A falência de empresas e os despedimentos no sector do turismo poderão atingir valores estratosféricos. Neste contexto, é importante lembrar que mais de 20% dos contratos de trabalho por conta de outrem não são contratos permanentes. Sem perspectivas de recuperação, os contratos de trabalho que atingirem o seu termo, provavelmente, não serão renovados. Miguel Faria e Castro da Reserva Federal de St. Louis, no jornal ECO, aventa a hipótese, num cenário catastrófico, da destruição de mais de um milhão de empregos.

Podemos não ter uma data como pediu João Miguel Tavares. Mas temos de ter uma estratégia para pôr a economia a funcionar novamente até ao Verão. Se os restantes sectores não compensarem a cratera aberta pela ausência de turistas, vamos ter o pior Verão das nossas vidas. E a nossa saúde não vai aguentar o próximo Inverno.

A perspectiva de aplanamento da curva de infectados com covid-19 tem levado alguns países europeus a anunciar ou a preparar o levantamento das medidas de confinamento. Os especialistas têm elencado quatro condições para a retoma da actividade económica. Primeira, garantir que os hospitais estão devidamente equipados e com os recursos humanos reforçados.  Segunda, testar todas as pessoas com sintomas, para que possam regressar à sua actividade sem riscos para a saúde pública. Terceira, monitorizar as pessoas infectadas e as suas relações, de forma a evitar novas vagas de contágio. Finalmente, dado o período de incubação, é necessário que se tenha registado uma redução sustentada dos novos casos nos últimos 14 dias.

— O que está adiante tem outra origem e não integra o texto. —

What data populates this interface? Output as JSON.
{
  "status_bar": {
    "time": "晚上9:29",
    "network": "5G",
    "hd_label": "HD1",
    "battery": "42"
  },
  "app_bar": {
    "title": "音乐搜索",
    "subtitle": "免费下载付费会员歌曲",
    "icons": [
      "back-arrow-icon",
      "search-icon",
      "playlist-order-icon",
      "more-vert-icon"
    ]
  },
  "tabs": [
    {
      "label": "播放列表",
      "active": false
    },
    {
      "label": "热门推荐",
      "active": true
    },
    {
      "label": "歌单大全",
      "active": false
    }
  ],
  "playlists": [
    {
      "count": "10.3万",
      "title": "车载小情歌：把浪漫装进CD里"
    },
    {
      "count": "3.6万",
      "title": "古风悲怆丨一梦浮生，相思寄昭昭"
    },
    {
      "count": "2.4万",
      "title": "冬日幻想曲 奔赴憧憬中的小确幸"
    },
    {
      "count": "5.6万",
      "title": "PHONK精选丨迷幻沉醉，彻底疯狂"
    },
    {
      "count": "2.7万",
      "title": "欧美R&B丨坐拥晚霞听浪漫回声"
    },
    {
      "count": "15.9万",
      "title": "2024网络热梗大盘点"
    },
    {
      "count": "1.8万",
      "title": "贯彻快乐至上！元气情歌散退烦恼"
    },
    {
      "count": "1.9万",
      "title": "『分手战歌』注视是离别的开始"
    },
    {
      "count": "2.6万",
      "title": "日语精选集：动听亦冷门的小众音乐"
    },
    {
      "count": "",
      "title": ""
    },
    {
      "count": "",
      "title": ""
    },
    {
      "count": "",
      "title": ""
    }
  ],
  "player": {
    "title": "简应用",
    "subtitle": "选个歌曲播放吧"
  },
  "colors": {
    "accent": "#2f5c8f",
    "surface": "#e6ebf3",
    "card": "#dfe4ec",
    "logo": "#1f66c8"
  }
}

Em todos os países, o levantamento das medidas de quarentena será faseado. Temos de definir uma estratégia nacional para esse faseamento – por faixas etárias, regiões, sectores económicos, etc. Um desafio das empresas portuguesas, que é também uma oportunidade, é responder às necessidades de bens na área da saúde – kits de testes, equipamentos de protecção pessoal, desinfectantes, ventiladores. Estes bens são essenciais para a saúde, não apenas da população portuguesa, mas também da população mundial. Muitos industriais referem como vantagem competitiva a rapidez de resposta das nossas empresas às necessidades dos clientes. Não haverá melhor oportunidade para o comprovar.

A reactivação de grandes cadeias de produção global, como a do sector automóvel, exigirá uma forte coordenação internacional. Por exemplo, não servirá de nada os trabalhadores da Autoeuropa voltarem ao trabalho se permanecerem em quarentena os trabalhadores das centenas de empresas, de dezenas de países, que a fornecem. Esta interconectividade que caracteriza a economia global aumenta a incerteza sobre a forma como decorrerá a recuperação económica.

Muitos têm proposto a estratégia de ‘congelar’ a economia. De acordo com essa estratégia, devemos preservar a estrutura existente antes da pandemia. Essa seria a melhor forma para a economia estar preparada para aproveitar a recuperação. Discordo desta estratégia. No final desta crise, à semelhança do que sempre acontece em períodos de grande disrupção, vamos ter uma economia muito diferente. Os hábitos das pessoas vão alterar-se. O modo de trabalhar vai alterar-se. As cadeias de produção e distribuição poderão sofrer profundas recomposições.

Não podemos ficar à espera sentados a ver como vai ficar a economia depois da pandemia. Até porque não temos uma data para o seu fim. As nossas empresas têm de acompanhar as mudanças. Para aproveitar as oportunidades que vão surgir têm de agir desde já.

Este vai ser o Verão do nosso descontentamento. Temos de nos preparar. O Inverno pode ser ainda mais duro.